Ukraine Authorities said Friday it had arrested an army officer accused of passing information about secret military operations to Russia.
The SBU security services said the accused, a lieutenant colonel, was recruited by Russia before its 2022 invasion and “activated” earlier this year “to pass on plans for the Defence Forces’ combat operations behind enemy lines.”
The officer, a commander of a unit in Ukraine’s special operations forces, faces life in prison on the charge of “high treason”.
Since Russia invaded in 2022, both Kyiv and Moscow have arrested several citizens they accuse of spying for the other side, including for allegedly passing on information about military sites or troop movements.
But the arrest of a commanding army officer, privy to highly sensitive information on special combat operations, is much rarer.

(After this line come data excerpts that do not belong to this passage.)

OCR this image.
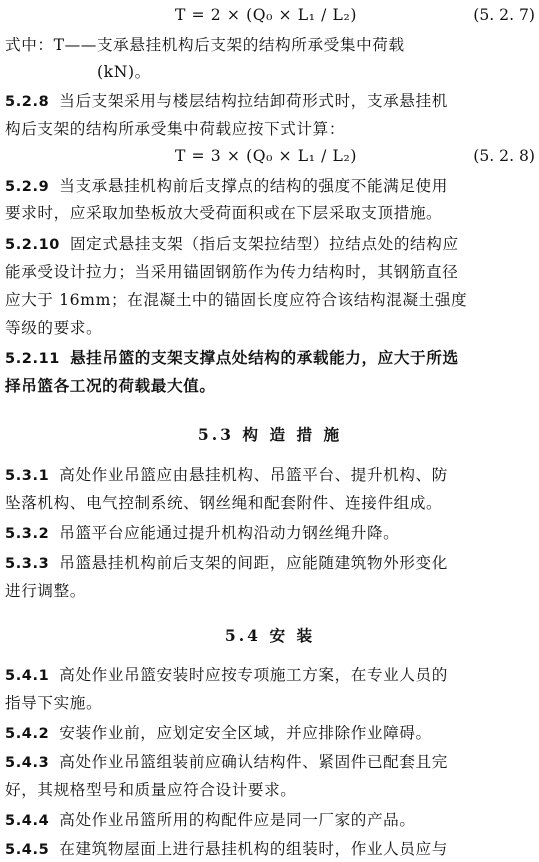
T = 2 × (Q₀ × L₁ / L₂)	(5. 2. 7)
式中：T——支承悬挂机构后支架的结构所承受集中荷载
(kN)。
5.2.8 当后支架采用与楼层结构拉结卸荷形式时，支承悬挂机
构后支架的结构所承受集中荷载应按下式计算：
T = 3 × (Q₀ × L₁ / L₂)	(5. 2. 8)
5.2.9 当支承悬挂机构前后支撑点的结构的强度不能满足使用
要求时，应采取加垫板放大受荷面积或在下层采取支顶措施。
5.2.10 固定式悬挂支架（指后支架拉结型）拉结点处的结构应
能承受设计拉力；当采用锚固钢筋作为传力结构时，其钢筋直径
应大于 16mm；在混凝土中的锚固长度应符合该结构混凝土强度
等级的要求。
5.2.11 悬挂吊篮的支架支撑点处结构的承载能力，应大于所选
择吊篮各工况的荷载最大值。
5.3 构 造 措 施
5.3.1 高处作业吊篮应由悬挂机构、吊篮平台、提升机构、防
坠落机构、电气控制系统、钢丝绳和配套附件、连接件组成。
5.3.2 吊篮平台应能通过提升机构沿动力钢丝绳升降。
5.3.3 吊篮悬挂机构前后支架的间距，应能随建筑物外形变化
进行调整。
5.4 安 装
5.4.1 高处作业吊篮安装时应按专项施工方案，在专业人员的
指导下实施。
5.4.2 安装作业前，应划定安全区域，并应排除作业障碍。
5.4.3 高处作业吊篮组装前应确认结构件、紧固件已配套且完
好，其规格型号和质量应符合设计要求。
5.4.4 高处作业吊篮所用的构配件应是同一厂家的产品。
5.4.5 在建筑物屋面上进行悬挂机构的组装时，作业人员应与
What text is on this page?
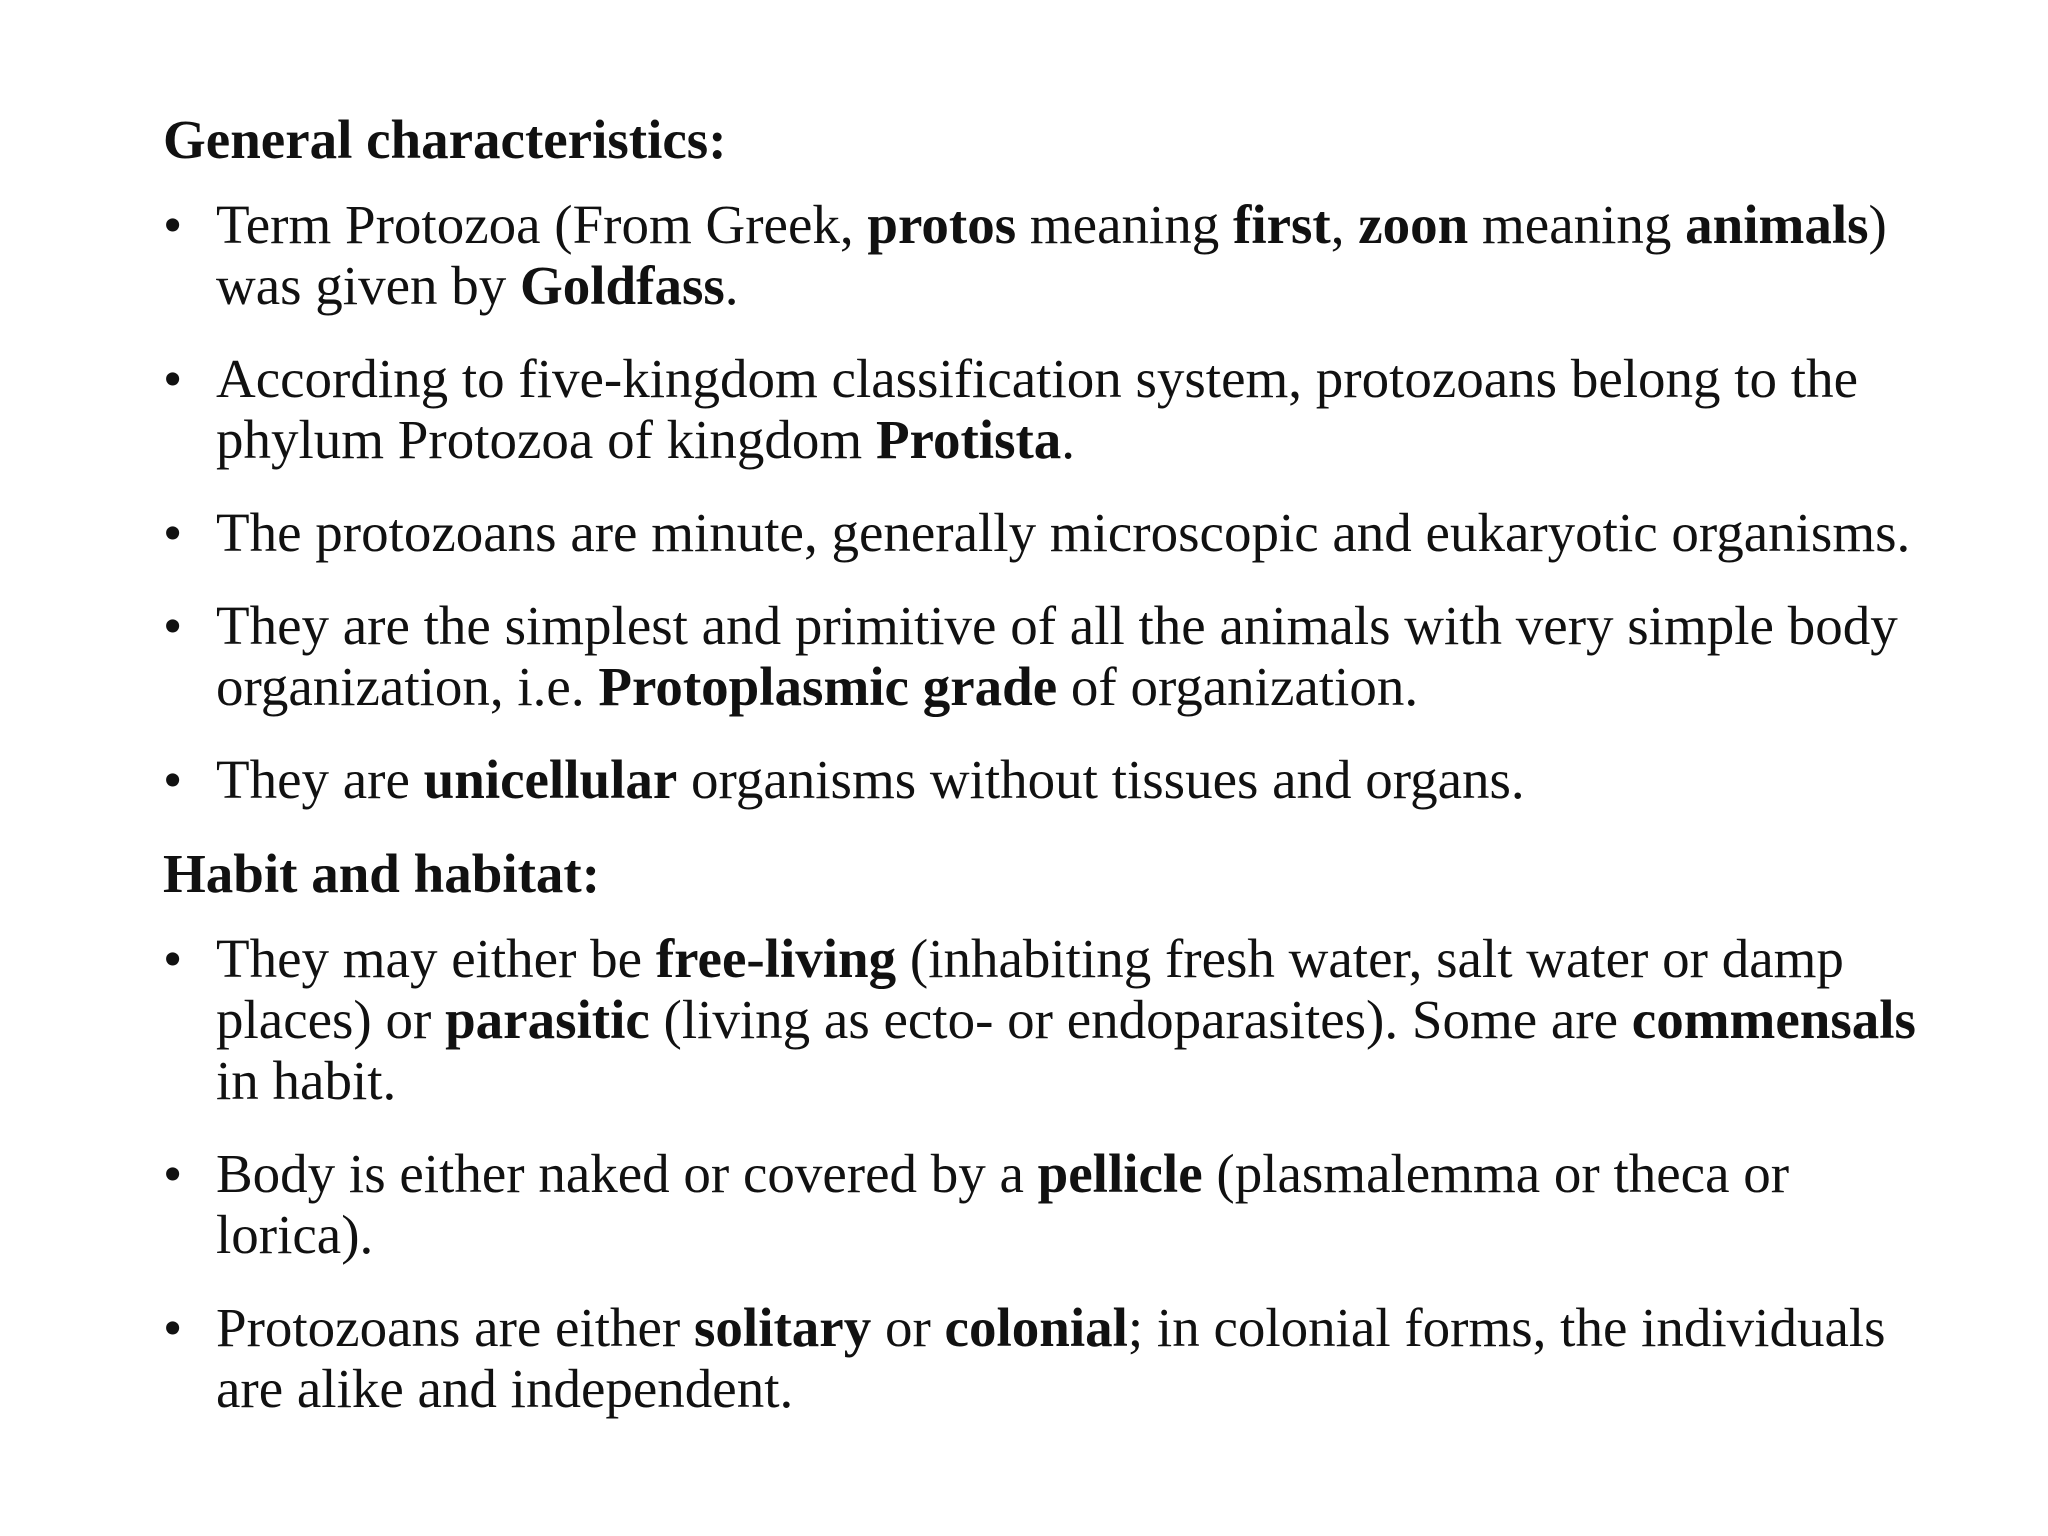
General characteristics:
• Term Protozoa (From Greek, protos meaning first, zoon meaning animals) was given by Goldfass.
• According to five-kingdom classification system, protozoans belong to the phylum Protozoa of kingdom Protista.
• The protozoans are minute, generally microscopic and eukaryotic organisms.
• They are the simplest and primitive of all the animals with very simple body organization, i.e. Protoplasmic grade of organization.
• They are unicellular organisms without tissues and organs.
Habit and habitat:
• They may either be free-living (inhabiting fresh water, salt water or damp places) or parasitic (living as ecto- or endoparasites). Some are commensals in habit.
• Body is either naked or covered by a pellicle (plasmalemma or theca or lorica).
• Protozoans are either solitary or colonial; in colonial forms, the individuals are alike and independent.
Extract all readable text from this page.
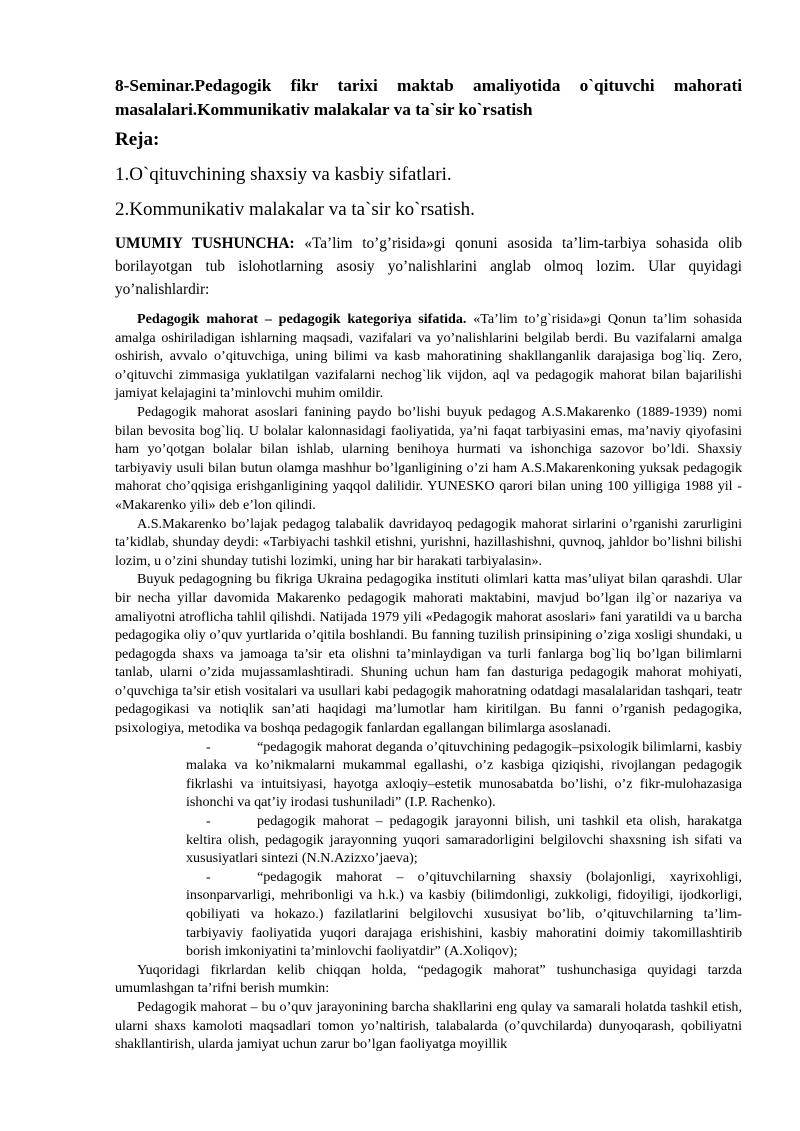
8-Seminar.Pedagogik fikr tarixi maktab amaliyotida o`qituvchi mahorati masalalari.Kommunikativ malakalar va ta`sir ko`rsatish
Reja:
1.O`qituvchining shaxsiy va kasbiy sifatlari.
2.Kommunikativ malakalar va ta`sir ko`rsatish.
UMUMIY TUSHUNCHA: «Ta’lim to’g’risida»gi qonuni asosida ta’lim-tarbiya sohasida olib borilayotgan tub islohotlarning asosiy yo’nalishlarini anglab olmoq lozim. Ular quyidagi yo’nalishlardir:

Pedagogik mahorat – pedagogik kategoriya sifatida. «Ta’lim to’g`risida»gi Qonun ta’lim sohasida amalga oshiriladigan ishlarning maqsadi, vazifalari va yo’nalishlarini belgilab berdi. Bu vazifalarni amalga oshirish, avvalo o’qituvchiga, uning bilimi va kasb mahoratining shakllanganlik darajasiga bog`liq. Zero, o’qituvchi zimmasiga yuklatilgan vazifalarni nechog`lik vijdon, aql va pedagogik mahorat bilan bajarilishi jamiyat kelajagini ta’minlovchi muhim omildir.

Pedagogik mahorat asoslari fanining paydo bo’lishi buyuk pedagog A.S.Makarenko (1889-1939) nomi bilan bevosita bog`liq. U bolalar kalonnasidagi faoliyatida, ya’ni faqat tarbiyasini emas, ma’naviy qiyofasini ham yo’qotgan bolalar bilan ishlab, ularning benihoya hurmati va ishonchiga sazovor bo’ldi. Shaxsiy tarbiyaviy usuli bilan butun olamga mashhur bo’lganligining o’zi ham A.S.Makarenkoning yuksak pedagogik mahorat cho’qqisiga erishganligining yaqqol dalilidir. YUNESKO qarori bilan uning 100 yilligiga 1988 yil - «Makarenko yili» deb e’lon qilindi.

A.S.Makarenko bo’lajak pedagog talabalik davridayoq pedagogik mahorat sirlarini o’rganishi zarurligini ta’kidlab, shunday deydi: «Tarbiyachi tashkil etishni, yurishni, hazillashishni, quvnoq, jahldor bo’lishni bilishi lozim, u o’zini shunday tutishi lozimki, uning har bir harakati tarbiyalasin».

Buyuk pedagogning bu fikriga Ukraina pedagogika instituti olimlari katta mas’uliyat bilan qarashdi. Ular bir necha yillar davomida Makarenko pedagogik mahorati maktabini, mavjud bo’lgan ilg`or nazariya va amaliyotni atroflicha tahlil qilishdi. Natijada 1979 yili «Pedagogik mahorat asoslari» fani yaratildi va u barcha pedagogika oliy o’quv yurtlarida o’qitila boshlandi. Bu fanning tuzilish prinsipining o’ziga xosligi shundaki, u pedagogda shaxs va jamoaga ta’sir eta olishni ta’minlaydigan va turli fanlarga bog`liq bo’lgan bilimlarni tanlab, ularni o’zida mujassamlashtiradi. Shuning uchun ham fan dasturiga pedagogik mahorat mohiyati, o’quvchiga ta’sir etish vositalari va usullari kabi pedagogik mahoratning odatdagi masalalaridan tashqari, teatr pedagogikasi va notiqlik san’ati haqidagi ma’lumotlar ham kiritilgan. Bu fanni o’rganish pedagogika, psixologiya, metodika va boshqa pedagogik fanlardan egallangan bilimlarga asoslanadi.

-	“pedagogik mahorat deganda o’qituvchining pedagogik–psixologik bilimlarni, kasbiy malaka va ko’nikmalarni mukammal egallashi, o’z kasbiga qiziqishi, rivojlangan pedagogik fikrlashi va intuitsiyasi, hayotga axloqiy–estetik munosabatda bo’lishi, o’z fikr-mulohazasiga ishonchi va qat’iy irodasi tushuniladi” (I.P. Rachenko).
-	pedagogik mahorat – pedagogik jarayonni bilish, uni tashkil eta olish, harakatga keltira olish, pedagogik jarayonning yuqori samaradorligini belgilovchi shaxsning ish sifati va xususiyatlari sintezi (N.N.Azizxo’jaeva);
-	“pedagogik mahorat – o’qituvchilarning shaxsiy (bolajonligi, xayrixohligi, insonparvarligi, mehribonligi va h.k.) va kasbiy (bilimdonligi, zukkoligi, fidoyiligi, ijodkorligi, qobiliyati va hokazo.) fazilatlarini belgilovchi xususiyat bo’lib, o’qituvchilarning ta’lim-tarbiyaviy faoliyatida yuqori darajaga erishishini, kasbiy mahoratini doimiy takomillashtirib borish imkoniyatini ta’minlovchi faoliyatdir” (A.Xoliqov);

Yuqoridagi fikrlardan kelib chiqqan holda, “pedagogik mahorat” tushunchasiga quyidagi tarzda umumlashgan ta’rifni berish mumkin:

Pedagogik mahorat – bu o’quv jarayonining barcha shakllarini eng qulay va samarali holatda tashkil etish, ularni shaxs kamoloti maqsadlari tomon yo’naltirish, talabalarda (o’quvchilarda) dunyoqarash, qobiliyatni shakllantirish, ularda jamiyat uchun zarur bo’lgan faoliyatga moyillik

“The aggressor was most interested in intelligence on sabotage and reconnaissance raids by Ukrainian special forces behind the front line in Zaporizhzhia, Kherson and Crimea,” the SBU said in a statement.
Russia has occupied the southern Ukrainian region of Crimea since 2014, and partly seized the Zaporizhzhia and Kherson region since its 2022 invasion.
Russians planned to use the information provided by the “mole” to “eliminate Ukrainian special forces on the front line or beyond it,” the SBU said.
Investigators said they had seized “means of covert communication” — electronic devices — from the suspect during a search.
The arrest comes amid growing concerns in Ukraine about a possible renewed Russian offensive on the southern Zaporizhzhia front, and as Moscow’s forces continue to make gains in the eastern Donetsk region.